The Welsh equivalent is the etymologically identical cacan menyn, literally 'cake (of) butter'.

It isn't clear from the article whether there actually is an equivalent Welsh recipe, or if the text is pointing out a similarity between the Welsh and Breton languages.

Is there a Welsh recipe called cacan menyn?

  • 2
    For a start there's a typo: my Welsh dictionary has cacen*=>*cake, but cake*=>*teisen. I've seen a few hints as to the existence of both cacen menyn and teisen menyn, but nothing definitive.
    – Chris H
    Commented Sep 11, 2019 at 10:25
  • It looks like the name originates from the Briton language, which is essentially the same as some regions of Wales (closer to Southen dielectric), but the wiki page makes no mention of anything but the language. My family is welsh and I've never seen a cake like this.
    – Gamora
    Commented Sep 12, 2019 at 14:58

2 Answers 2


I've had a whole lot of Welsh desserts based largely on butter :-), but never anything approaching a kouign amann. Never anything approaching it anywhere else than in Brittany in fact, or made by Bretons. Your problem may be a lot greater than a linguistic translation. There's a reason there's not an equivalent in French for instance.


There doesn't appear to be (I know very little Welsh but enough to guess at a few terms with the aid of a dictionary).
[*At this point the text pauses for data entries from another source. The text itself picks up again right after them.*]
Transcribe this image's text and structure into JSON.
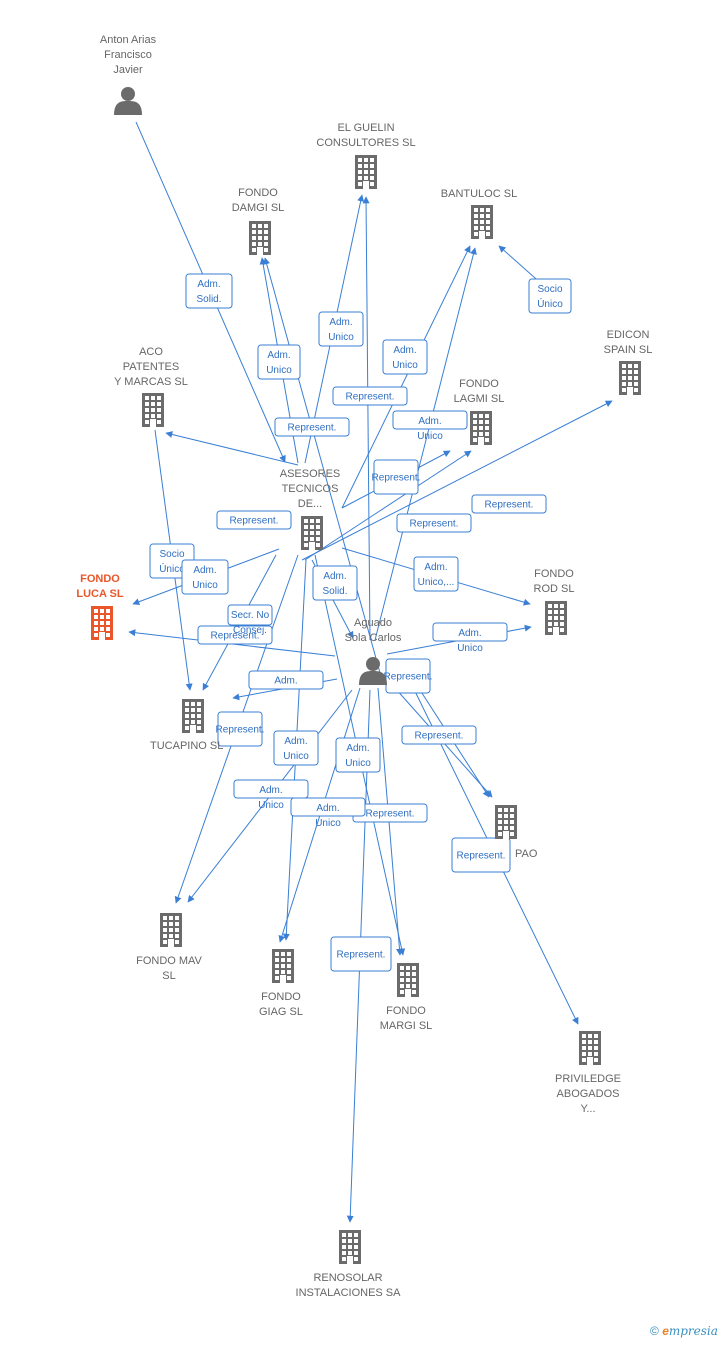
{
  "colors": {
    "edge": "#3a7fd5",
    "icon": "#6b6b6b",
    "focus": "#e8562a",
    "label": "#666666"
  },
  "nodes": [
    {
      "id": "anton",
      "type": "person",
      "lines": [
        "Anton Arias",
        "Francisco",
        "Javier"
      ]
    },
    {
      "id": "guelin",
      "type": "company",
      "lines": [
        "EL GUELIN",
        "CONSULTORES SL"
      ]
    },
    {
      "id": "damgi",
      "type": "company",
      "lines": [
        "FONDO",
        "DAMGI  SL"
      ]
    },
    {
      "id": "bantuloc",
      "type": "company",
      "lines": [
        "BANTULOC  SL"
      ]
    },
    {
      "id": "edicon",
      "type": "company",
      "lines": [
        "EDICON",
        "SPAIN SL"
      ]
    },
    {
      "id": "aco",
      "type": "company",
      "lines": [
        "ACO",
        "PATENTES",
        "Y MARCAS SL"
      ]
    },
    {
      "id": "lagmi",
      "type": "company",
      "lines": [
        "FONDO",
        "LAGMI  SL"
      ]
    },
    {
      "id": "asesores",
      "type": "company",
      "lines": [
        "ASESORES",
        "TECNICOS",
        "DE..."
      ]
    },
    {
      "id": "luca",
      "type": "company",
      "focus": true,
      "lines": [
        "FONDO",
        "LUCA  SL"
      ]
    },
    {
      "id": "rod",
      "type": "company",
      "lines": [
        "FONDO",
        "ROD  SL"
      ]
    },
    {
      "id": "aguado",
      "type": "person",
      "lines": [
        "Aguado",
        "Sola Carlos"
      ]
    },
    {
      "id": "tucapino",
      "type": "company",
      "lines": [
        "TUCAPINO  SL"
      ]
    },
    {
      "id": "pao",
      "type": "company",
      "lines": [
        "PAO"
      ]
    },
    {
      "id": "mav",
      "type": "company",
      "lines": [
        "FONDO MAV",
        "SL"
      ]
    },
    {
      "id": "giag",
      "type": "company",
      "lines": [
        "FONDO",
        "GIAG  SL"
      ]
    },
    {
      "id": "margi",
      "type": "company",
      "lines": [
        "FONDO",
        "MARGI  SL"
      ]
    },
    {
      "id": "priviledge",
      "type": "company",
      "lines": [
        "PRIVILEDGE",
        "ABOGADOS",
        "Y..."
      ]
    },
    {
      "id": "renosolar",
      "type": "company",
      "lines": [
        "RENOSOLAR",
        "INSTALACIONES SA"
      ]
    }
  ],
  "relations": [
    {
      "lines": [
        "Adm.",
        "Solid."
      ]
    },
    {
      "lines": [
        "Adm.",
        "Unico"
      ]
    },
    {
      "lines": [
        "Adm.",
        "Unico"
      ]
    },
    {
      "lines": [
        "Adm.",
        "Unico"
      ]
    },
    {
      "lines": [
        "Represent."
      ]
    },
    {
      "lines": [
        "Represent."
      ]
    },
    {
      "lines": [
        "Socio",
        "Único"
      ]
    },
    {
      "lines": [
        "Represent."
      ]
    },
    {
      "lines": [
        "Adm.",
        "Unico"
      ]
    },
    {
      "lines": [
        "Represent."
      ]
    },
    {
      "lines": [
        "Represent."
      ]
    },
    {
      "lines": [
        "Represent."
      ]
    },
    {
      "lines": [
        "Socio",
        "Único"
      ]
    },
    {
      "lines": [
        "Adm.",
        "Unico"
      ]
    },
    {
      "lines": [
        "Adm.",
        "Solid."
      ]
    },
    {
      "lines": [
        "Adm.",
        "Unico"
      ]
    },
    {
      "lines": [
        "Adm."
      ]
    },
    {
      "lines": [
        "Represent."
      ]
    },
    {
      "lines": [
        "Represent."
      ]
    },
    {
      "lines": [
        "Represent."
      ]
    },
    {
      "lines": [
        "Adm.",
        "Unico"
      ]
    },
    {
      "lines": [
        "Adm.",
        "Unico"
      ]
    },
    {
      "lines": [
        "Adm.",
        "Unico"
      ]
    },
    {
      "lines": [
        "Adm.",
        "Unico"
      ]
    },
    {
      "lines": [
        "Represent."
      ]
    },
    {
      "lines": [
        "Represent."
      ]
    },
    {
      "lines": [
        "Represent."
      ]
    },
    {
      "lines": [
        "Represent."
      ]
    },
    {
      "lines": [
        "Adm.",
        "Unico,..."
      ]
    },
    {
      "lines": [
        "Secr.  No",
        "Consej."
      ]
    }
  ],
  "watermark": {
    "copyright": "©",
    "brand_initial": "e",
    "brand_rest": "mpresia"
  }
}
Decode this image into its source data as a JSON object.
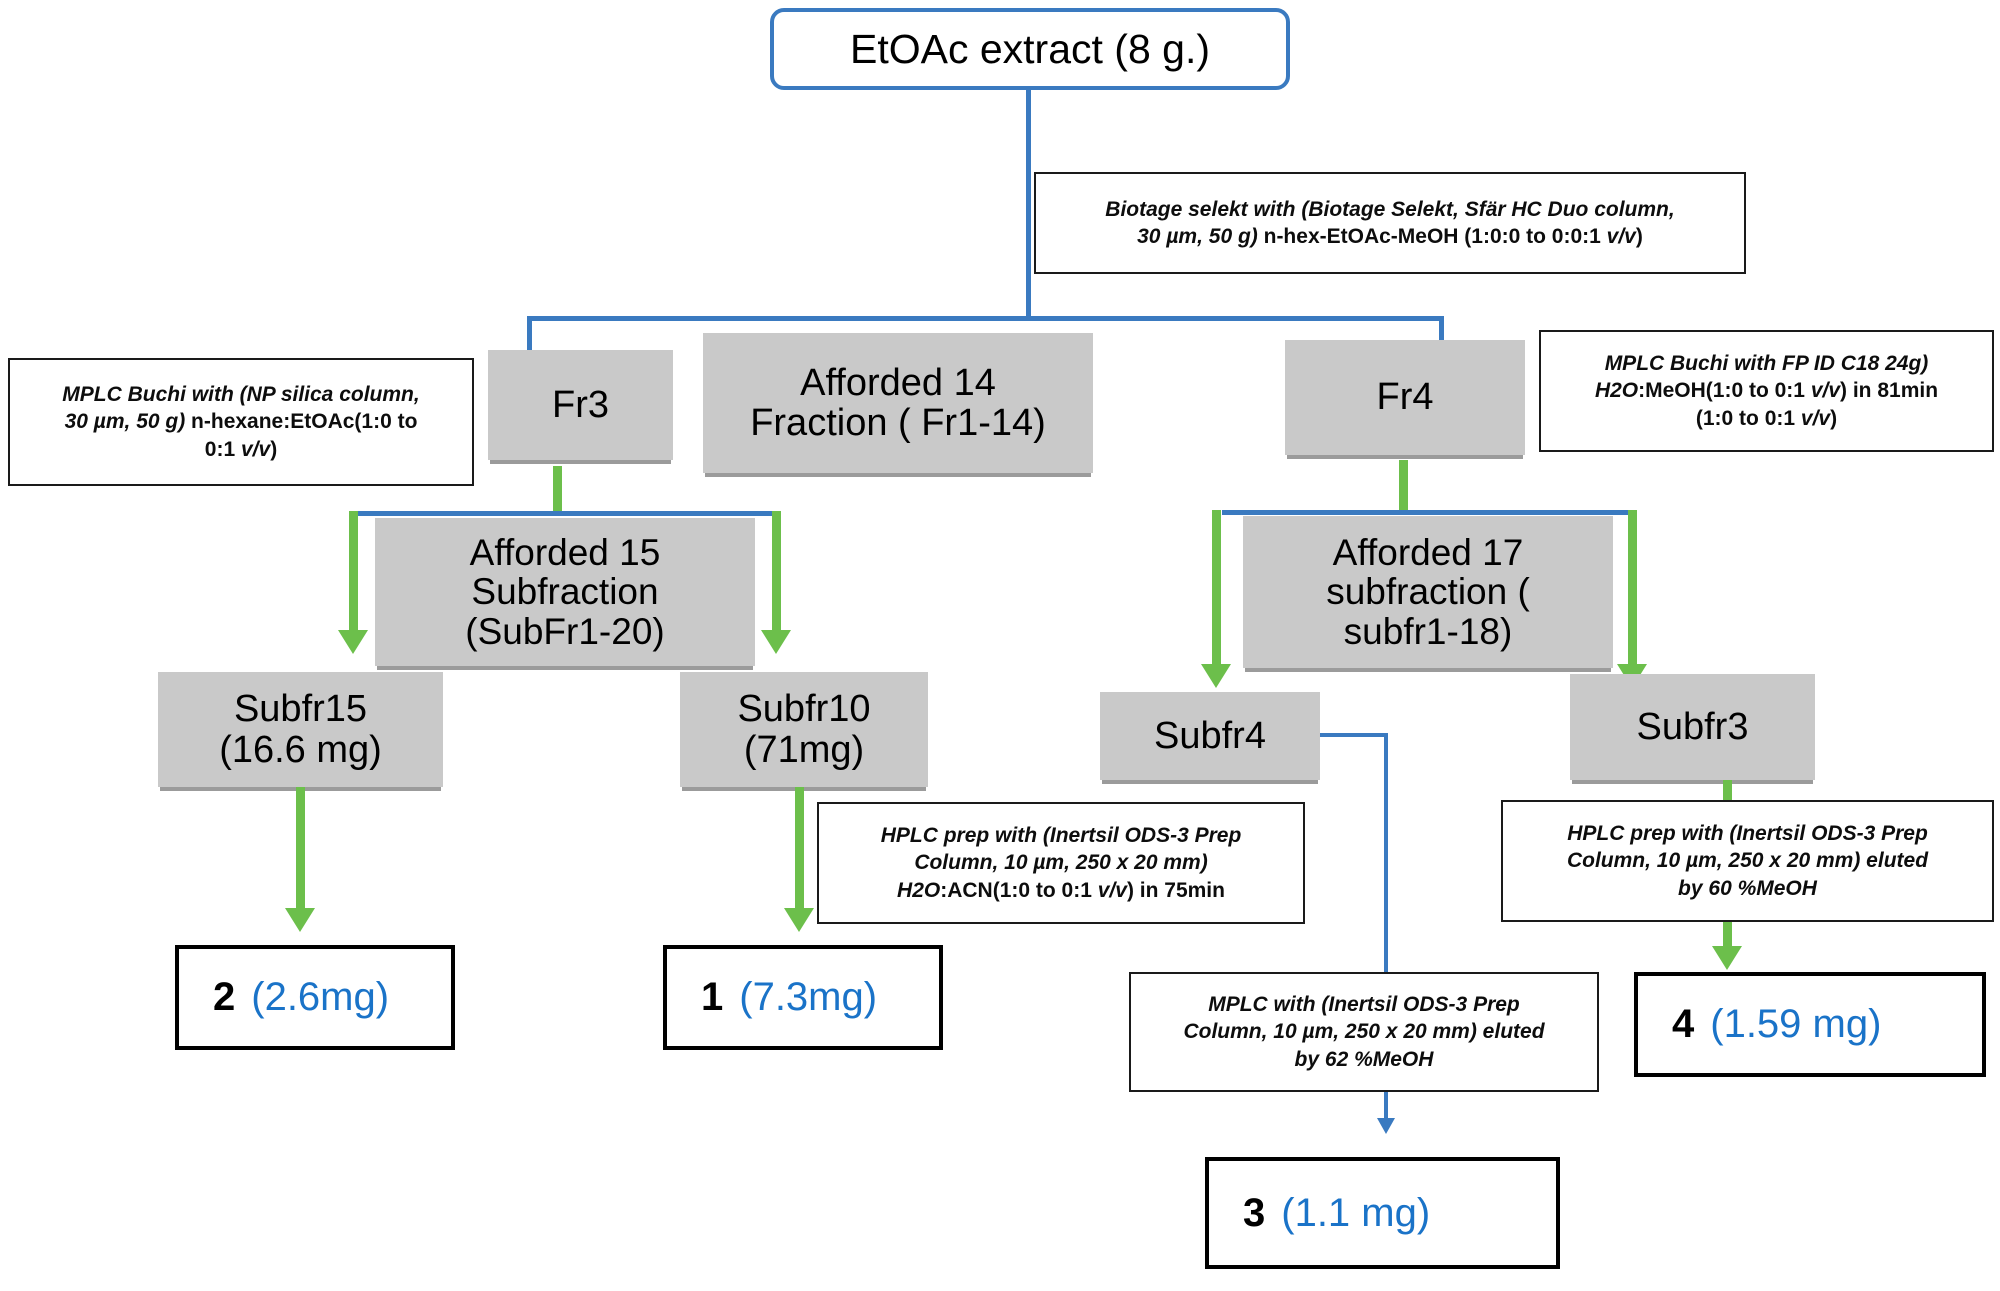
{
  "diagram": {
    "title": "Isolation scheme of compounds from EtOAc extract",
    "colors": {
      "blue_connector": "#3a7ac0",
      "green_arrow": "#6cbf4b",
      "gray_box": "#c9c9c9",
      "compound_amount_blue": "#1a73c8",
      "black": "#000000",
      "white": "#ffffff"
    }
  },
  "root": {
    "label": "EtOAc extract (8 g.)"
  },
  "notes": {
    "biotage": {
      "line1": "Biotage selekt with (Biotage Selekt, Sfär HC Duo column,",
      "line2_a": "30 µm, 50 g) ",
      "line2_b": "n",
      "line2_c": "-hex-EtOAc-MeOH (1:0:0 to 0:0:1 ",
      "line2_d": "v/v",
      "line2_e": ")"
    },
    "mplc_np_silica": {
      "line1": "MPLC Buchi with (NP silica  column,",
      "line2_a": "30 µm, 50 g) ",
      "line2_b": "n",
      "line2_c": "-hexane:EtOAc(1:0 to",
      "line3_a": "0:1 ",
      "line3_b": "v/v",
      "line3_c": ")"
    },
    "mplc_fp_c18": {
      "line1": "MPLC Buchi with FP ID C18 24g)",
      "line2_a": "H2O",
      "line2_b": ":MeOH(1:0 to 0:1 ",
      "line2_c": "v/v",
      "line2_d": ") in 81min",
      "line3_a": "(1:0 to 0:1 ",
      "line3_b": "v/v",
      "line3_c": ")"
    },
    "hplc_subfr10": {
      "line1": "HPLC prep with (Inertsil ODS-3 Prep",
      "line2": "Column, 10 µm, 250 x 20 mm)",
      "line3_a": "H2O",
      "line3_b": ":ACN(1:0 to 0:1 ",
      "line3_c": "v/v",
      "line3_d": ") in 75min"
    },
    "hplc_subfr3": {
      "line1": "HPLC prep with (Inertsil ODS-3 Prep",
      "line2": "Column, 10 µm, 250 x 20 mm) eluted",
      "line3": "by 60 %MeOH"
    },
    "mplc_subfr4": {
      "line1": "MPLC with (Inertsil ODS-3 Prep",
      "line2": "Column, 10 µm, 250 x 20 mm) eluted",
      "line3": "by 62 %MeOH"
    }
  },
  "fractions": {
    "fr3": {
      "label": "Fr3"
    },
    "fr4": {
      "label": "Fr4"
    },
    "afforded14": {
      "line1": "Afforded 14",
      "line2": "Fraction ( Fr1-14)"
    },
    "afforded15": {
      "line1": "Afforded 15",
      "line2": "Subfraction",
      "line3": "(SubFr1-20)"
    },
    "afforded17": {
      "line1": "Afforded 17",
      "line2": "subfraction (",
      "line3": "subfr1-18)"
    }
  },
  "subfractions": {
    "subfr15": {
      "line1": "Subfr15",
      "line2": "(16.6 mg)"
    },
    "subfr10": {
      "line1": "Subfr10",
      "line2": "(71mg)"
    },
    "subfr4": {
      "line1": "Subfr4"
    },
    "subfr3": {
      "line1": "Subfr3"
    }
  },
  "compounds": [
    {
      "number": "2",
      "amount": "(2.6mg)"
    },
    {
      "number": "1",
      "amount": "(7.3mg)"
    },
    {
      "number": "4",
      "amount": "(1.59 mg)"
    },
    {
      "number": "3",
      "amount": "(1.1 mg)"
    }
  ]
}
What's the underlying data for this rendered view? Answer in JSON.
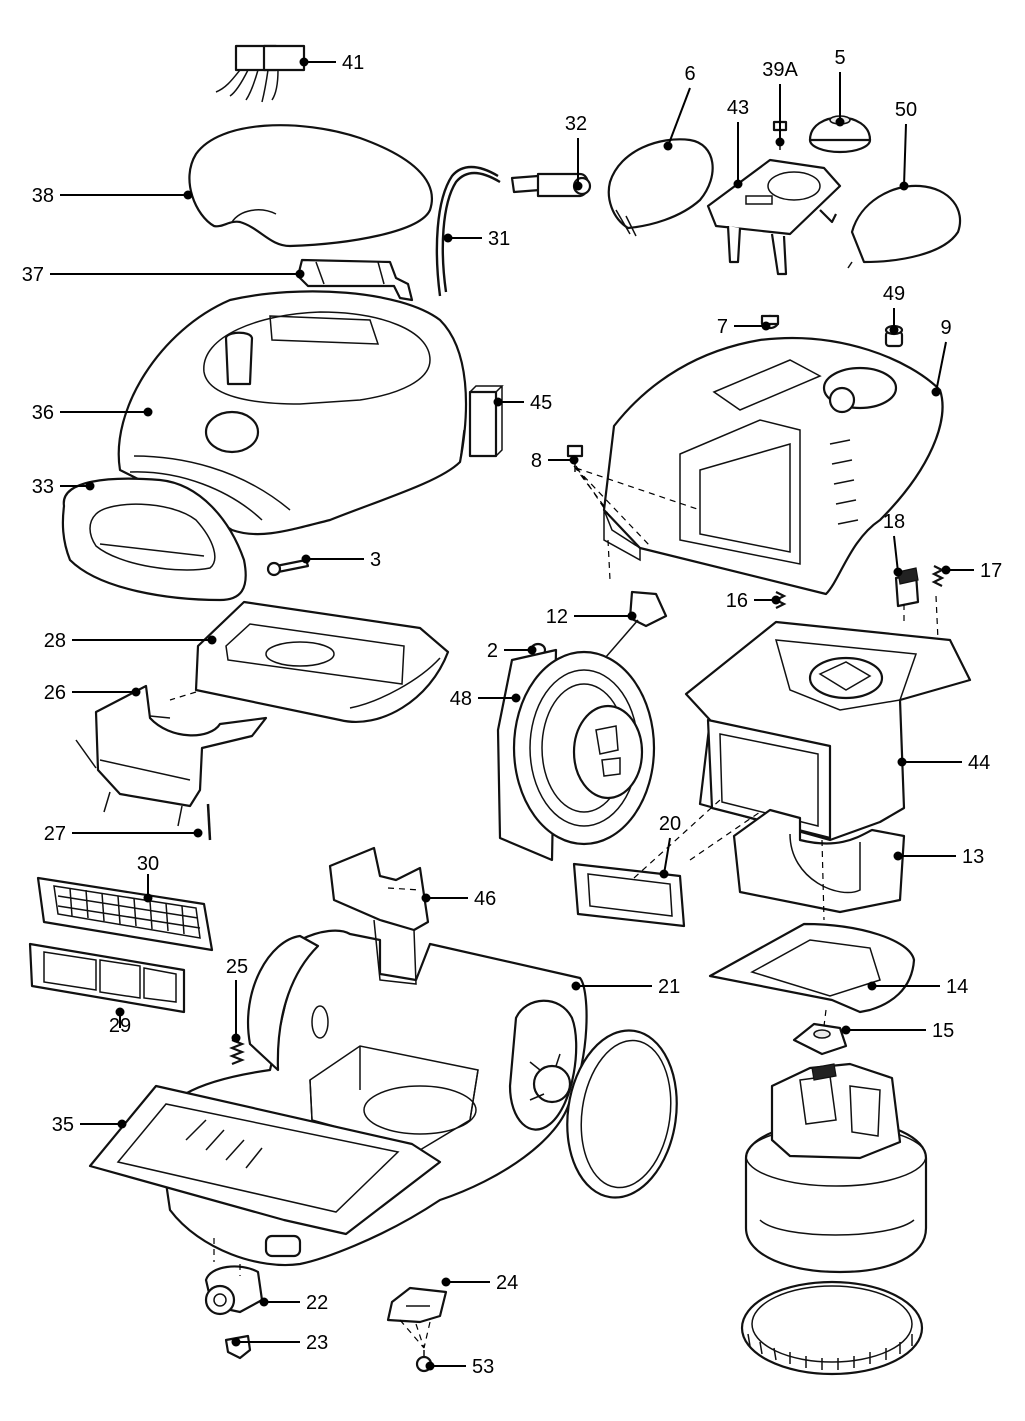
{
  "diagram": {
    "type": "exploded-parts-diagram",
    "callouts": [
      "41",
      "38",
      "37",
      "36",
      "33",
      "3",
      "28",
      "26",
      "27",
      "30",
      "29",
      "25",
      "35",
      "22",
      "23",
      "24",
      "53",
      "32",
      "31",
      "45",
      "6",
      "43",
      "39A",
      "5",
      "50",
      "49",
      "7",
      "9",
      "8",
      "18",
      "17",
      "16",
      "12",
      "2",
      "48",
      "44",
      "20",
      "13",
      "46",
      "21",
      "14",
      "15"
    ]
  }
}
There are a few recipes called "cacen menyn" (note the typo in Wikipedia) but they differ from kouign amann, and certainly aren't the celebrated dish that kouign amann is. Various recipes under similar names have less butter and don't use layer in butter and sugar like in kouign amann.

This one for example uses baking soda (the kuoign amann recipes I've seen use yeast) and has added nuts and chocolate icing.

If you can get hold of a copy of "Favourite Welsh teatime recipes" you may find something under the same name.